Oleh: Muhajir / Yuliawan A

Poskaltim.com, Jakarta – Ditengah gelombang aksi massa demonstrasi mahasiswa, ternyata, Rancangan Undang-Undang Penghapusan Kekerasan Seksual (RUU P-KS) luput dari sorotan dalam aksi protes mahasiwa selama tiga hari belakangan ini. Meski sejak awal RUU ini sudah hujan kritik, namun fokus utama mahasiswa hanya terfokus pada Rancangan Kitab Undang-Undang Hukum Pidana (RKUHP).

Apakah dengan alasan itu DPR secara diam-diam akan mengesahkan RUU kontroversial tersebut? Ketua DPR Bambang Soesatyo (Bamsoet) mengatakan, RUU itu kemungkinan disahkan dalam rapat paripurna Kamis besok (26/9).

Dia menjelaskan, agenda paripurna besok adalah pengambilan keputusan terkait Undang-Undang (UU) yang telah selesai dibahas. Namun, ia tidak merinci RUU apa saja yang akan disahkan.

“Mungkin (RUU) PKS kalau sudah selesai pembahasannya,” kata Bamsoet di Gedung DPR, Jakarta, Rabu (25/9). Kemungkinan itu semakin besar jika pembahasan di pengambilan keputusan tingkat I disetujui oleh DPR dan pemerintah.

Sementara, Revisi Kitab Undang-Undang Hukum Pidana (RKUHP), menyebut masih akan dilakukan pendalaman terkait pasal-pasal bermasalah. Bamsoet menyerahkan pembahasannya kepada Komisi VIII.

“Kita serahkan pada Komisi VIII dan panja-nya, untuk menyelesaikan dan menuntaskan,” katanya.

Jika menyimak pernyataan DPR selama ini, RUU P-KS belum disahkan karena RKUHP belum disahkan. Bahkan Komisi VIII juga telah menyatakan takkan mengesahkan sebelum kitab undang-undang disahkan terlebih dahulu.

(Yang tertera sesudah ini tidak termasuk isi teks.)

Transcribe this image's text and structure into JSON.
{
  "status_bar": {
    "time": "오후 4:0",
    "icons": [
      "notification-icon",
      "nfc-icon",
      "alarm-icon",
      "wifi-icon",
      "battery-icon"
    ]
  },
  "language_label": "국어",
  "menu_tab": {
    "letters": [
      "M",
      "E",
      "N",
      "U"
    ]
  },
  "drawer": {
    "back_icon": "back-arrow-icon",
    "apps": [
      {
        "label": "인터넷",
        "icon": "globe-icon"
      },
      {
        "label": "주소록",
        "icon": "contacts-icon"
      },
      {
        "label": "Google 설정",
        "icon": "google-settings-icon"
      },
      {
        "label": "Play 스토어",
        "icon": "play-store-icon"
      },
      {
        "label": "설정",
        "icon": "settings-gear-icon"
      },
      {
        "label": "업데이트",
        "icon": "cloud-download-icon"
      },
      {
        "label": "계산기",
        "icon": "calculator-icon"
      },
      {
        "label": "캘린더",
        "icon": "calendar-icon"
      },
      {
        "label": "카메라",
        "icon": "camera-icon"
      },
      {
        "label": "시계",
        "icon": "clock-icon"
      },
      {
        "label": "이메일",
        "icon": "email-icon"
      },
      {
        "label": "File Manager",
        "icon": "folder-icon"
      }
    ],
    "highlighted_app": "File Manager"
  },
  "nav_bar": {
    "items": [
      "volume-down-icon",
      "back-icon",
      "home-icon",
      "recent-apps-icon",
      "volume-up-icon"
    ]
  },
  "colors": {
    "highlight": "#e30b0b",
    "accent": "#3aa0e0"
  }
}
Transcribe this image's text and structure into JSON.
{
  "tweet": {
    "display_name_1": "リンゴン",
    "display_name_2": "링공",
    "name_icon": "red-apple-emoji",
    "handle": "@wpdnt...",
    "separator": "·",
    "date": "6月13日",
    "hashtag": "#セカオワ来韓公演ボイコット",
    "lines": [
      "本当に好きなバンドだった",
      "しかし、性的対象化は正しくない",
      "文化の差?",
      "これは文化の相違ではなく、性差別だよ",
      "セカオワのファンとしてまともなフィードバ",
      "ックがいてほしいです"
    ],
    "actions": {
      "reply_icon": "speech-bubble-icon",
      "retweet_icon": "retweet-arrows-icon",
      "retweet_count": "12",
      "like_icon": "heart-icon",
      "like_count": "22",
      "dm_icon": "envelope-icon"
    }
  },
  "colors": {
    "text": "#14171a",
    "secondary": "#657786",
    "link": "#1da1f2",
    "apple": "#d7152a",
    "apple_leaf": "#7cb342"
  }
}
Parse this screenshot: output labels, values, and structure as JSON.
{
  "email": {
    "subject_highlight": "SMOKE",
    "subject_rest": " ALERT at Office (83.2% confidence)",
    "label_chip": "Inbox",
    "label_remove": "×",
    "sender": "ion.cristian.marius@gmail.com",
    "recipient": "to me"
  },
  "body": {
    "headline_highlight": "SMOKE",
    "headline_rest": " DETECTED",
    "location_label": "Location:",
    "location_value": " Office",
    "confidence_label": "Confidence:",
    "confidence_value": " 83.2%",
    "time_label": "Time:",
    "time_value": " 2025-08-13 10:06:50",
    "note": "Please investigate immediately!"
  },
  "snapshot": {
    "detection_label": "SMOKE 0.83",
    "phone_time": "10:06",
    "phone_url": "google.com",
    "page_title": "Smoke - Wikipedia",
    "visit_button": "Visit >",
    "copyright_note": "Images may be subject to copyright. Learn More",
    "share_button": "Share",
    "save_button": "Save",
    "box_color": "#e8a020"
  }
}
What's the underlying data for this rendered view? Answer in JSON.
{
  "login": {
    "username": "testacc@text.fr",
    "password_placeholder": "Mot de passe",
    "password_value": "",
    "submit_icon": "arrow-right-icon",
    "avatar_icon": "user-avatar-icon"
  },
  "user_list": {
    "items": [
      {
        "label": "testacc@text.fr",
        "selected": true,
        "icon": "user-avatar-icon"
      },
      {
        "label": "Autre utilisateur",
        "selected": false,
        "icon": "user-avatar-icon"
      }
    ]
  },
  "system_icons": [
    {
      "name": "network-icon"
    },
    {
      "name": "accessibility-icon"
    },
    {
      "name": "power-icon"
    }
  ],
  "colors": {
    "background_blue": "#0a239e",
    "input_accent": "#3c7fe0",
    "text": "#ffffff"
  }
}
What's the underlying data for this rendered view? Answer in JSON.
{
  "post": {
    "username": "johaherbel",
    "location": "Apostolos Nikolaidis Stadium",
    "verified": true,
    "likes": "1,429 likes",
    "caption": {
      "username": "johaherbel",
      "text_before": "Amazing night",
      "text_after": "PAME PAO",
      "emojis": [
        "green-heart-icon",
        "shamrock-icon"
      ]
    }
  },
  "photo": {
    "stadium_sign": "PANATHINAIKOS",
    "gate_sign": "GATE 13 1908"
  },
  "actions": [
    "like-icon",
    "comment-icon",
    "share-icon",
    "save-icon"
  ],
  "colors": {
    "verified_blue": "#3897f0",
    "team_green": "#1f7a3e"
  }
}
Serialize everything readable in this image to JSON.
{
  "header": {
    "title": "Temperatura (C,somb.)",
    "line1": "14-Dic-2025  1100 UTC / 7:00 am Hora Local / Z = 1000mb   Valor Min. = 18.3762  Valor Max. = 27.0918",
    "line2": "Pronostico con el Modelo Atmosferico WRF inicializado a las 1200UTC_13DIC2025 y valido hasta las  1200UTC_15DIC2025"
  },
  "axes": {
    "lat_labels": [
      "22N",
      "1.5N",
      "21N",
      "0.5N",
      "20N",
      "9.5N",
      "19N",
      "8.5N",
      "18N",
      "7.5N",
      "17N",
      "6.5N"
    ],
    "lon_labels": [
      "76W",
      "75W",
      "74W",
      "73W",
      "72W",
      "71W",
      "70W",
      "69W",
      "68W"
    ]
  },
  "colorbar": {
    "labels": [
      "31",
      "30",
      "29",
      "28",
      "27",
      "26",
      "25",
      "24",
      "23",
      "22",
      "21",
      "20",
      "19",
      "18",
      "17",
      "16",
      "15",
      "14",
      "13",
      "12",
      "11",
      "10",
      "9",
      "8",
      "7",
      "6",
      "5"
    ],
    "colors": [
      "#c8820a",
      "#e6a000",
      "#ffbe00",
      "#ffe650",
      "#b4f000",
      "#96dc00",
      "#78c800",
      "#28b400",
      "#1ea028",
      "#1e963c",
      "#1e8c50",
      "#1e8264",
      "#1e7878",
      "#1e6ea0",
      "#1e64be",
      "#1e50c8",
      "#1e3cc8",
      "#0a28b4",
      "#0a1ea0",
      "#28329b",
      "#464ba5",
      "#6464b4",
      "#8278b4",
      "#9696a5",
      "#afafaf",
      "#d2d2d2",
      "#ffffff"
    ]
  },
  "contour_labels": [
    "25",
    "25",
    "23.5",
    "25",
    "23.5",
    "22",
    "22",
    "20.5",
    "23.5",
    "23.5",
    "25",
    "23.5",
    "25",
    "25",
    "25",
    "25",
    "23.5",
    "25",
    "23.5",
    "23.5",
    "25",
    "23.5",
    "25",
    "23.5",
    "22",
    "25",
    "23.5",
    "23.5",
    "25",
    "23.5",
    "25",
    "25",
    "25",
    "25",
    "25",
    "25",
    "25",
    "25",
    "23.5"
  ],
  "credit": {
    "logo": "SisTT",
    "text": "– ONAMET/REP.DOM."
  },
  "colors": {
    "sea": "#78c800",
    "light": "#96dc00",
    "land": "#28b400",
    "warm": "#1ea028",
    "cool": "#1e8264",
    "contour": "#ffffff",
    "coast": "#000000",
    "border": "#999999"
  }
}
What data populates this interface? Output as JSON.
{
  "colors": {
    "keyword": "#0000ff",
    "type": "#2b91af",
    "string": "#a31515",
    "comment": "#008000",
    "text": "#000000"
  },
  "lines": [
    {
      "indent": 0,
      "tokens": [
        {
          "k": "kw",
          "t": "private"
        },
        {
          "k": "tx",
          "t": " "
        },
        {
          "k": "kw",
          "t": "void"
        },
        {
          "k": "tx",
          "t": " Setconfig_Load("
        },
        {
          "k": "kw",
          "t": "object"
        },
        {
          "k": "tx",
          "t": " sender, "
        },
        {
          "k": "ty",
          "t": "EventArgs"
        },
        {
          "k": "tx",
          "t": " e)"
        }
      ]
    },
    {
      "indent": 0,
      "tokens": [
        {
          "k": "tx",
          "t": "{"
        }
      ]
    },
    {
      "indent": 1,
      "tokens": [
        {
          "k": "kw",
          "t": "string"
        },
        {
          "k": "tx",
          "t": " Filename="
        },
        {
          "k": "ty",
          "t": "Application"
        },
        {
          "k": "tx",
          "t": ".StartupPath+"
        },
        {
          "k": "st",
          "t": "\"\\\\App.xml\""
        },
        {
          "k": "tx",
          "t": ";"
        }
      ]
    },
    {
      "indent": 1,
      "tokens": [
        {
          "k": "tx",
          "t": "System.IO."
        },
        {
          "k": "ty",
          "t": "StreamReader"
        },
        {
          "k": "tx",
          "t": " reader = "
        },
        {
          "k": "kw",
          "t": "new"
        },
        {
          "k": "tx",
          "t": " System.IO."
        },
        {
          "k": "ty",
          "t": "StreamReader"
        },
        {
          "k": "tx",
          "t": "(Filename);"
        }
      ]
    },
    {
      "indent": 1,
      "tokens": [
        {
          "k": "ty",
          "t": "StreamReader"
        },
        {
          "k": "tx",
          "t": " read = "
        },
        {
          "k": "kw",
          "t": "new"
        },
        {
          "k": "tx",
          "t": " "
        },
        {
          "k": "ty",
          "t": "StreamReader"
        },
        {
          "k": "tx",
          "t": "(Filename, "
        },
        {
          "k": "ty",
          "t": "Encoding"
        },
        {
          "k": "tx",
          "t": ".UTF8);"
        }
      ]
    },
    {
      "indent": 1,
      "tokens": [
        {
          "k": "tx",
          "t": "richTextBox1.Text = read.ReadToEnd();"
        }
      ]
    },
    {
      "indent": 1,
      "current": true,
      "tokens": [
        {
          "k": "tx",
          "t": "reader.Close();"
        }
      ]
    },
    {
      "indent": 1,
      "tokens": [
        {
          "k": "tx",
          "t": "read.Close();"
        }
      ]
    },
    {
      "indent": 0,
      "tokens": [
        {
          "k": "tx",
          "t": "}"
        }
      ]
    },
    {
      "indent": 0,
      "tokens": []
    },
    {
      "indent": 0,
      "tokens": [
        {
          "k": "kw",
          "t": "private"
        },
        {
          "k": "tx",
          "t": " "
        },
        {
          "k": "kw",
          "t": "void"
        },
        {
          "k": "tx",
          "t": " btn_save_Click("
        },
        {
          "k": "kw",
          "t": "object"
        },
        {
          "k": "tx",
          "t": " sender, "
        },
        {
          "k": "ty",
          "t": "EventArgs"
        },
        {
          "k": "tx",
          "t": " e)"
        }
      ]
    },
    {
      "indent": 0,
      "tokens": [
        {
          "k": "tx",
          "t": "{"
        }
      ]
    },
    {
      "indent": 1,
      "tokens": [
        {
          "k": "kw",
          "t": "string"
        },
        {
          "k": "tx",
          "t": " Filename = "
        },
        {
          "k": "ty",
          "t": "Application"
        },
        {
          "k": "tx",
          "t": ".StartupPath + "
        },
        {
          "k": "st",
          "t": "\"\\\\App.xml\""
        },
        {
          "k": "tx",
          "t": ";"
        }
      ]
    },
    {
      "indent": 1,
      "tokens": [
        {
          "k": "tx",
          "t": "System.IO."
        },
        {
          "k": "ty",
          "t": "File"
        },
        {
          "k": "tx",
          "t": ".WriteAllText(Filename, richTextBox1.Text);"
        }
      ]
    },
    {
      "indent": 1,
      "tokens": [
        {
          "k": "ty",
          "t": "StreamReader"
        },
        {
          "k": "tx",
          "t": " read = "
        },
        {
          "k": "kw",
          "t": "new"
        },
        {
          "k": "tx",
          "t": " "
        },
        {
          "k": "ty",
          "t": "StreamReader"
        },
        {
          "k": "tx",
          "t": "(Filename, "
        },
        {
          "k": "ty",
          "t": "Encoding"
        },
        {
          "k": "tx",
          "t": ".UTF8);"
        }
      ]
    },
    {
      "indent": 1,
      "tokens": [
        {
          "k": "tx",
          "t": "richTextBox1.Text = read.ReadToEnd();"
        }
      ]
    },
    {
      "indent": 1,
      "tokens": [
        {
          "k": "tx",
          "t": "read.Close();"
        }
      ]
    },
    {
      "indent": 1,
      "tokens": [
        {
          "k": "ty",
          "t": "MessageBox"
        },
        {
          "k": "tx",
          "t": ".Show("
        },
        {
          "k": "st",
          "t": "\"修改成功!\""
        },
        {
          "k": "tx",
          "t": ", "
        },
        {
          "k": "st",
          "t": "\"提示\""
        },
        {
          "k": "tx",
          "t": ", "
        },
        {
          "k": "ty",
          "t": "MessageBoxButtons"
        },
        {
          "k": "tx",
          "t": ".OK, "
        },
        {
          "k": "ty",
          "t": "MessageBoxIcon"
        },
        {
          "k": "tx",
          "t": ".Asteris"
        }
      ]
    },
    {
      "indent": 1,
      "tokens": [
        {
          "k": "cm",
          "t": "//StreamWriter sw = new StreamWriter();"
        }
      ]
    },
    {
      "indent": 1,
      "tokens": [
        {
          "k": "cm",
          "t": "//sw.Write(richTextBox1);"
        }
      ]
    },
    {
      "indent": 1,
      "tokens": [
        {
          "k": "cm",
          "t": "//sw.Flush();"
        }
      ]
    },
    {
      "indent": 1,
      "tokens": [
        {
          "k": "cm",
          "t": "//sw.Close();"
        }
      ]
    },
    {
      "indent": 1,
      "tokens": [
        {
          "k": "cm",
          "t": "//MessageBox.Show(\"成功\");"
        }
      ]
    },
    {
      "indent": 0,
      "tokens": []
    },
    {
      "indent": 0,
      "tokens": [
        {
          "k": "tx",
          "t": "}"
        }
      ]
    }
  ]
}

“Enggak mungkin bisa selesai kalau RKUHP belum beres,” kata Wakil Ketua Komisi VIII DPR yang juga Ketua Panitia Kerja RUU PKS, Marwan Dasopang, pada 28 Juli lalu.

Polemik RUU P-KS

RUU PK-S selama ini masih menuai kontroversi di tengah masyarakat. Ininkarena poin dalam RUU itu dinilai merusak moralitas yang selama ini dianut oleh masyarakat Indonesia.

Sementara, di internal DPR beberapa poin juga masih menjadi perdebatan. Beberapa poin itu antara lain:

1. Perdebatan Judul
Komisi III menyebut judul RUU P-KS itu masih menjadi perdebatan. Ada yang mengusulkan istilah tindak pidana penghapusan kekerasan seksual, ada juga yang mengusulkan tindak pidana kejahatan seksual, ada yang mengusulkan undang-undang ketahanan keluarga.

“Itu semua tentu memiliki implikasi terhadap pasal-pasal turunannya,” kata Wakil Ketua Komisi VIII DPR, Ace Hasan Syadzily, di Jakarta pada Sabtu (21/9).

2. Mengenai Defisi Kekerasan Seksual
Perdebatan kedua yakni terkait definisi kekerasan seksual. Wakil Ketua Komisi VIII, Marwan Dasopang, mengakui definisi kekerasan seksual masih terdapat makna ganda.

“Definisi ini oleh teman-teman anggota panja menganggap bermakna ambigu. Kalau dipahami sebaliknya bisa menjadikan undang-undang ini terlalu bebas,” kata Marwan.

Wakil Ketua Komisi VIII DPR, Ace Hasan Syadzily, mengatakan fraksi PKS dan seolah elemen masyarakat masih menolak definisi. “Jangan sampai ada pasal-pasal yang bisa menimbulkan kontroversi tetapi upaya untuk menghilangkan adanya kekerasan terhadap perempuan dan anak akibat dari kekerasan seksual,” kata Ace.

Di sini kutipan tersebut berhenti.